Diğer taraftan Kâfiye ve Şâfiye üzerine Şeyh Rızâ ve Seyyid Abdullâh’ın şerhlerini ve Îsâgocî üzerine Fenârî Şerhî hâşiyelerini, Vankulu, Ahterî gibi lugât-ı Arabiyye kitaplarını mütâlaa etmiştir. Ayrıca yine Abdullatîf Efendi Kütüphânesi’nden Vefeyâtü'l-A’yân ve Şakâ’ik-i Nu’mâniyye, Osmân Fâ’ik Efendi’nin kütüphanesinden Tabakât-ı İsnevî adlı biyografi kitaplarını okumuştur. Şehnâme’den İran’daki geçmiş devletlerin tarihi, Vefeyâtü’lA’yân ile Şakâ’ik-i Nu’mâniyye’den okumuş olduğu önemli şahsiyetlerin biyografisi kendisini oldukça etkilemiş ve o dönemde sadece Amasya’nın önemli alimlerini bir araya getirerek biyografilerini yazmak için bir şevk uyandırmıştır. H. 1305 (M.1887-1888)’de nam salmış âlimleri ziyaret edip biyografilerini araştırmaya gayret etmeye başlamış ve bu çalışmaları nedeniyle de dönemin alimlerinden takdir görmüştür. Bu durum onun çalışma azmini daha da artırmış ve Amasya’nın tarihini ve daha önce yaşayan alimlerini yazmaya ve bu nedenle Amasya’da mevcûd olan kütüphaneleri dolaşıp, vefat eden âlimlerin kabirlerini ziyaret ederek mezar taşlarını okuyup Şâmîce, Gök Medrese mahallelerinde görülen eski türbeleri hayretle gezmeye başlamıştır.

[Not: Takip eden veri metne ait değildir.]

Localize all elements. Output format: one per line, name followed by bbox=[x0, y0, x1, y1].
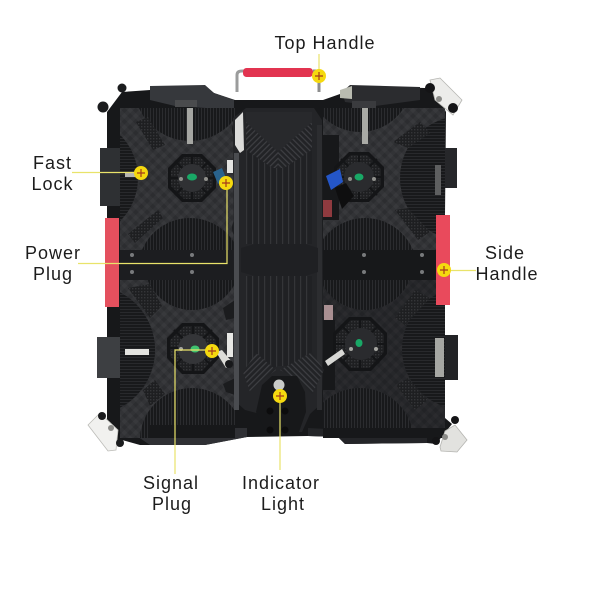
callout: power plug: Power bbox=[25, 243, 81, 263]
callout: indicator light: Light bbox=[261, 494, 305, 514]
callout: side handle: Side bbox=[485, 243, 525, 263]
fast lock posts bbox=[125, 100, 444, 377]
corner plates bbox=[88, 78, 467, 452]
hub: top left fan bbox=[168, 154, 216, 202]
hub: bottom left fan bbox=[167, 323, 219, 374]
callout: side handle: Handle bbox=[475, 264, 539, 284]
callout: side handle bbox=[437, 243, 539, 284]
callout: signal plug bbox=[143, 344, 219, 514]
right side handle bbox=[436, 215, 450, 305]
callout: indicator light bbox=[242, 389, 320, 514]
callout: indicator light: Indicator bbox=[242, 473, 320, 493]
central bridges bbox=[120, 250, 436, 280]
callout: power plug bbox=[25, 176, 233, 284]
bottom brackets bbox=[125, 428, 247, 445]
callout: top handle bbox=[274, 33, 376, 83]
centre spine bbox=[233, 108, 324, 434]
cabinet frame bbox=[97, 84, 458, 447]
callout: fast lock: Fast bbox=[33, 153, 72, 173]
hub: top right fan bbox=[334, 152, 384, 202]
top right bracket bbox=[342, 85, 420, 106]
hub: bottom right fan bbox=[333, 317, 387, 371]
callout: signal plug: Plug bbox=[152, 494, 192, 514]
module: bottom left bbox=[120, 280, 235, 438]
left side handle bbox=[105, 218, 119, 307]
panel: LED cabinet rear bbox=[88, 68, 468, 452]
module: top right bbox=[323, 108, 445, 250]
callout: signal plug: Signal bbox=[143, 473, 199, 493]
module: top left bbox=[120, 108, 235, 250]
callout: fast lock: Lock bbox=[31, 174, 74, 194]
connectors bbox=[213, 160, 354, 368]
callout: fast lock bbox=[31, 153, 148, 194]
callout: power plug: Plug bbox=[33, 264, 73, 284]
side blocks bbox=[100, 148, 122, 206]
top handle bbox=[237, 68, 319, 92]
top left bracket bbox=[150, 85, 234, 108]
callout: top handle: Top Handle bbox=[274, 33, 376, 53]
module: bottom right bbox=[323, 280, 445, 438]
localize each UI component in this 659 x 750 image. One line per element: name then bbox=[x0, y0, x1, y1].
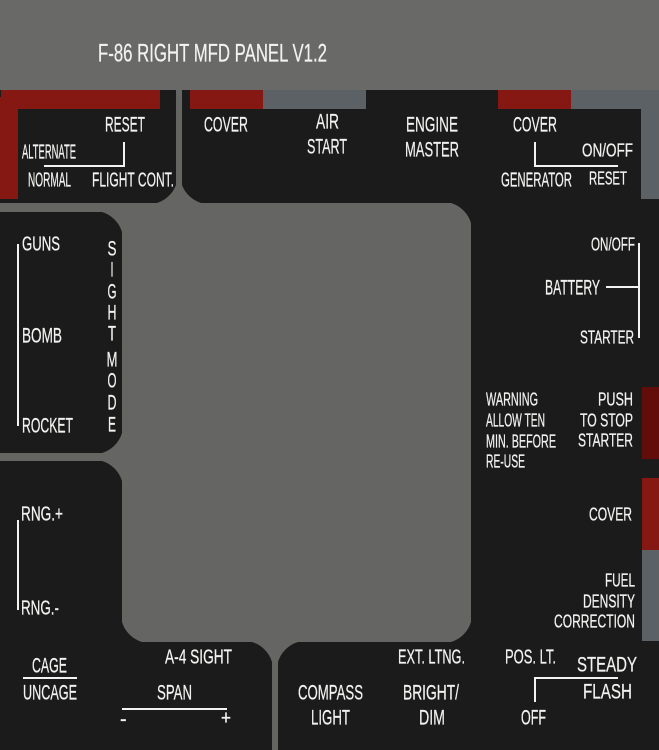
label: reset: RESET bbox=[105, 112, 145, 136]
label: off: OFF bbox=[521, 705, 546, 729]
label: sight mode vertical: I bbox=[110, 257, 114, 281]
label: guns: GUNS bbox=[22, 233, 60, 255]
panel: flight controls: ALTERNATE bbox=[22, 141, 76, 163]
red cover strip: air start bbox=[190, 90, 263, 109]
switch line: range bbox=[17, 520, 19, 610]
label: engine master: ENGINE bbox=[406, 112, 458, 136]
title: F-86 RIGHT MFD PANEL V1.2 bbox=[98, 39, 327, 67]
grey strip: generator bbox=[571, 90, 659, 109]
label: bomb: BOMB bbox=[22, 323, 62, 347]
label: generator on/off: ON/OFF bbox=[582, 140, 633, 160]
label: sight mode vertical: M bbox=[106, 347, 118, 371]
label: ext ltng: EXT. LTNG. bbox=[398, 646, 465, 668]
label: push to stop starter bbox=[578, 389, 633, 450]
divider line: cage bbox=[23, 677, 77, 679]
panel: sight mode bbox=[0, 212, 122, 453]
switch line: battery bbox=[606, 243, 639, 338]
dark red button strip bbox=[642, 387, 659, 459]
text block: warning: WARNING bbox=[486, 389, 538, 409]
label: sight mode vertical: S bbox=[108, 236, 116, 260]
top band bbox=[0, 0, 659, 90]
label: sight mode vertical: D bbox=[108, 390, 116, 414]
label: engine master bbox=[405, 112, 459, 161]
label: air start: AIR bbox=[316, 109, 339, 133]
panel: main right body bbox=[182, 90, 659, 750]
grey strip: generator side bbox=[641, 90, 659, 199]
label: engine master: MASTER bbox=[405, 137, 459, 161]
label: range minus: RNG.- bbox=[21, 597, 59, 619]
panel: range, cage and span bbox=[0, 461, 272, 750]
label: span: SPAN bbox=[157, 680, 192, 704]
label: air start: START bbox=[307, 134, 347, 158]
label: generator: GENERATOR bbox=[501, 169, 572, 191]
label: battery on/off: ON/OFF bbox=[591, 234, 635, 254]
text block: warning: MIN. BEFORE bbox=[486, 431, 556, 451]
switch line: flight controls bbox=[44, 142, 124, 166]
text block: warning: ALLOW TEN bbox=[486, 410, 545, 430]
label: cover, generator: COVER bbox=[513, 112, 557, 136]
label: bright/dim: DIM bbox=[419, 705, 445, 729]
label: compass light bbox=[298, 680, 363, 729]
label: a-4 sight: A-4 SIGHT bbox=[165, 646, 232, 668]
label: fuel density correction: FUEL bbox=[605, 570, 635, 590]
label: cover, air start: COVER bbox=[204, 112, 248, 136]
red cover strip: left bbox=[0, 97, 18, 199]
label: fuel density correction bbox=[554, 570, 635, 631]
label: push to stop starter: PUSH bbox=[598, 389, 633, 409]
switch line: position light bbox=[535, 678, 618, 702]
grey strip: air start bbox=[263, 90, 366, 109]
top cover strips bbox=[190, 90, 659, 199]
label: rocket: ROCKET bbox=[22, 413, 73, 437]
label: range plus: RNG.+ bbox=[21, 503, 63, 525]
label: push to stop starter: STARTER bbox=[578, 430, 633, 450]
label: compass light: LIGHT bbox=[311, 705, 350, 729]
label: air start bbox=[307, 109, 347, 158]
label: battery: BATTERY bbox=[545, 275, 600, 299]
panel: flight controls bbox=[0, 90, 176, 203]
label: sight mode vertical: H bbox=[108, 300, 116, 324]
red cover strip: fuel density bbox=[642, 478, 659, 550]
label: push to stop starter: TO STOP bbox=[580, 410, 633, 430]
scale line: span bbox=[122, 708, 227, 710]
label: flash: FLASH bbox=[583, 679, 632, 703]
label: sight mode vertical: O bbox=[108, 368, 116, 392]
label: plus: + bbox=[221, 707, 231, 729]
label: sight mode vertical: T bbox=[108, 321, 116, 345]
red cover strip: generator bbox=[498, 90, 571, 109]
red cover strip: top bbox=[1, 90, 160, 109]
label: sight mode vertical: G bbox=[108, 279, 116, 303]
label: uncage: UNCAGE bbox=[23, 680, 77, 704]
label: cage: CAGE bbox=[32, 653, 67, 677]
label: sight mode vertical bbox=[106, 236, 118, 436]
switch line: sight mode bbox=[17, 244, 19, 426]
label: fuel density correction: DENSITY bbox=[583, 591, 635, 611]
text block: warning bbox=[486, 389, 556, 471]
label: compass light: COMPASS bbox=[298, 680, 363, 704]
label: cover, fuel density: COVER bbox=[589, 504, 632, 524]
label: flight cont: FLIGHT CONT. bbox=[92, 169, 174, 191]
text block: warning: RE-USE bbox=[486, 451, 525, 471]
label: pos lt: POS. LT. bbox=[505, 646, 556, 668]
grey strip: fuel density bbox=[642, 550, 659, 641]
label: normal: NORMAL bbox=[28, 169, 71, 191]
label: bright/dim bbox=[403, 680, 459, 729]
switch line: generator bbox=[535, 142, 618, 166]
label: sight mode vertical: E bbox=[108, 412, 116, 436]
label: minus: - bbox=[120, 708, 127, 730]
label: bright/dim: BRIGHT/ bbox=[403, 680, 459, 704]
label: generator reset: RESET bbox=[589, 168, 627, 188]
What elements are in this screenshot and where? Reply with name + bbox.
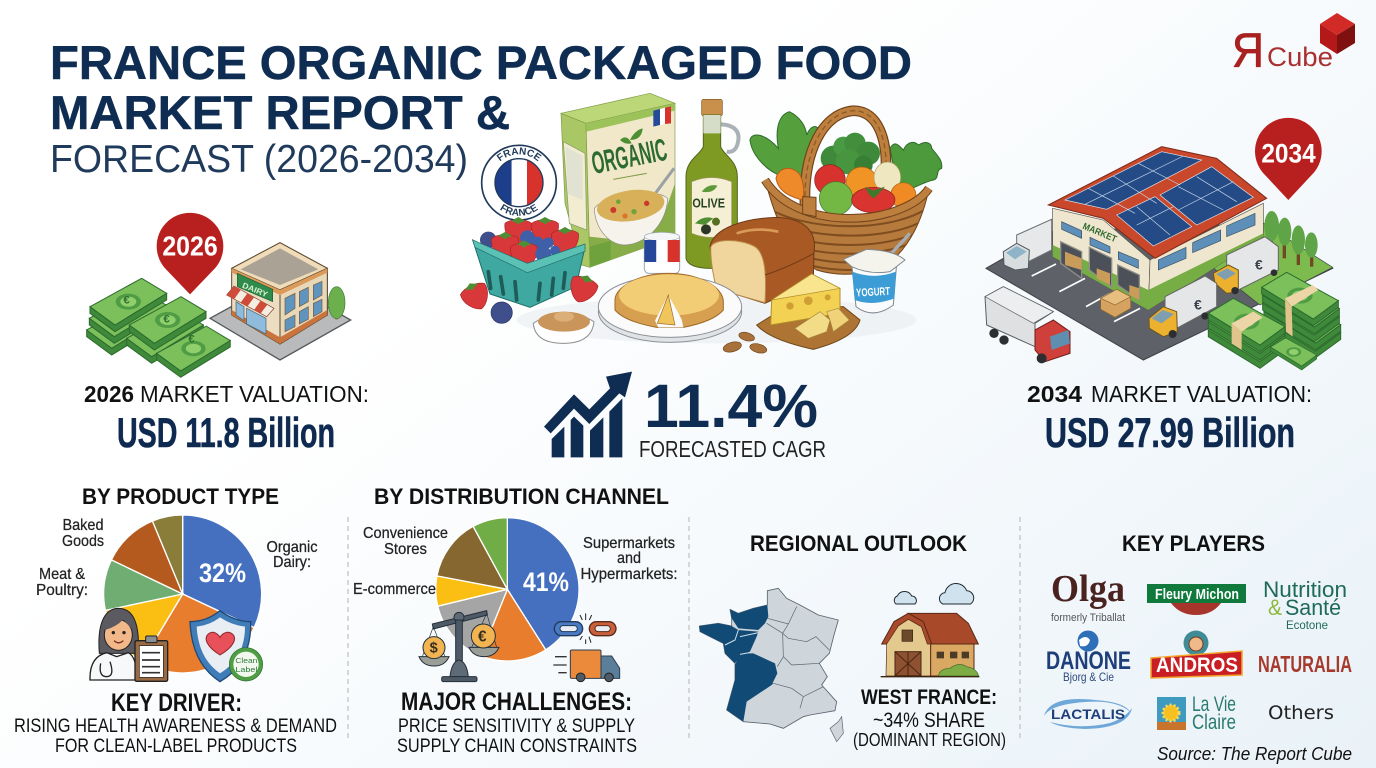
icon: money stacks (1208, 272, 1341, 370)
logo: Danone: DANONE (1046, 647, 1131, 675)
icon: shield with heart: Clean (235, 656, 257, 665)
major challenges: MAJOR CHALLENGES: (401, 688, 632, 716)
icon: vegetable basket (750, 111, 942, 274)
icon: delivery truck (553, 650, 620, 682)
logo: Fleury Michon: Fleury Michon (1155, 586, 1239, 603)
icon: store (210, 243, 351, 360)
icon: France badge: FRANCE (500, 204, 538, 216)
label: convenience stores: Stores (384, 541, 427, 558)
heading: KEY PLAYERS (1122, 531, 1265, 556)
label: convenience stores (363, 525, 448, 558)
stat: 2026 valuation (84, 381, 369, 456)
logo: La Vie Claire: Claire (1192, 711, 1236, 734)
icon: balance scale with coins: $ (430, 641, 438, 657)
illustration: 2026 store with money (87, 213, 351, 377)
stat: 2034 valuation: MARKET VALUATION: (1091, 381, 1312, 407)
west france stat: (DOMINANT REGION) (853, 730, 1006, 750)
logo: Olga: formerly Triballat (1051, 612, 1125, 624)
label: supermarkets and hypermarkets (580, 535, 678, 583)
icon: balance scale with coins: € (478, 628, 487, 645)
icon: warehouse building (1048, 147, 1267, 310)
stat: 2026 valuation: 2026 (84, 381, 134, 407)
icon: yellow trucks: € (1255, 256, 1263, 272)
icon: olive oil bottle: OLIVE (692, 197, 725, 211)
icon: balance scale with coins (419, 611, 499, 682)
stat: 2026 valuation: MARKET VALUATION: (140, 381, 369, 407)
icon: yellow trucks (1149, 237, 1278, 338)
icon: euro bill stacks (87, 278, 230, 377)
icon: trees (1264, 211, 1318, 267)
logo: Lactalis (1044, 699, 1132, 729)
label: meat and poultry (36, 566, 88, 599)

Tahsil hayatında önemli âlimlerden Tasavvurât, Tasdîkât derslerini ve Mugni’l-Lebîb, Telvîh, Akâ’id-i Nesefiyye Şerhini ve Hayâlî, Siyelkûtî Hâşiyelerini ve mukaddemât-ı erba’anın Siyelkûtî, Konevî Hâşiyelerini ve Akâ’id-i Adudiyye Şerhi’ni, Gelenbevî Hâşiyesi’ni ve tefâsîrden Tebâreke sûre-i şerîfesiyle Amme cüz’-i şerîfini ve usûl-i hadîsden Takrîbü’n-Nevevî ve şerhi olan Tedrîbü’r-Râvî ve ma’ânîden Mutavvel kitâplarını ve Ödemişli Mustafa Efendi’den Mir’ât ve hâşiyelerini ve Harpûtî Abdullatîf Efendi’den Muhtasarü'lMa’ânî ve Ermenekli Süleymân Sırrî Efendi’den Isâmü’l-Ferîde ve İnegöllü Ali Râtib Efendi’den Kasîdetü’l-Bürde şerhi ve Dağıstânî Ömer Ziyâ’eddîn Efendi’den Muhtasaru’lBuhârî, Şam’da eş-Şeyh Bedreddîn Mehmed bin Abdurrahmânü’l-Mağribî’den Sahîhü’lBuhârî kitaplarını okumuş ve bu ilimlere dair pek çok kitap inceledikten sonra el-Hâc Ahmed Nûreddîn Efendi’den H.1317 cumâdelâhiresi ortalarında (M. 1899) icâzetnâme almıştır.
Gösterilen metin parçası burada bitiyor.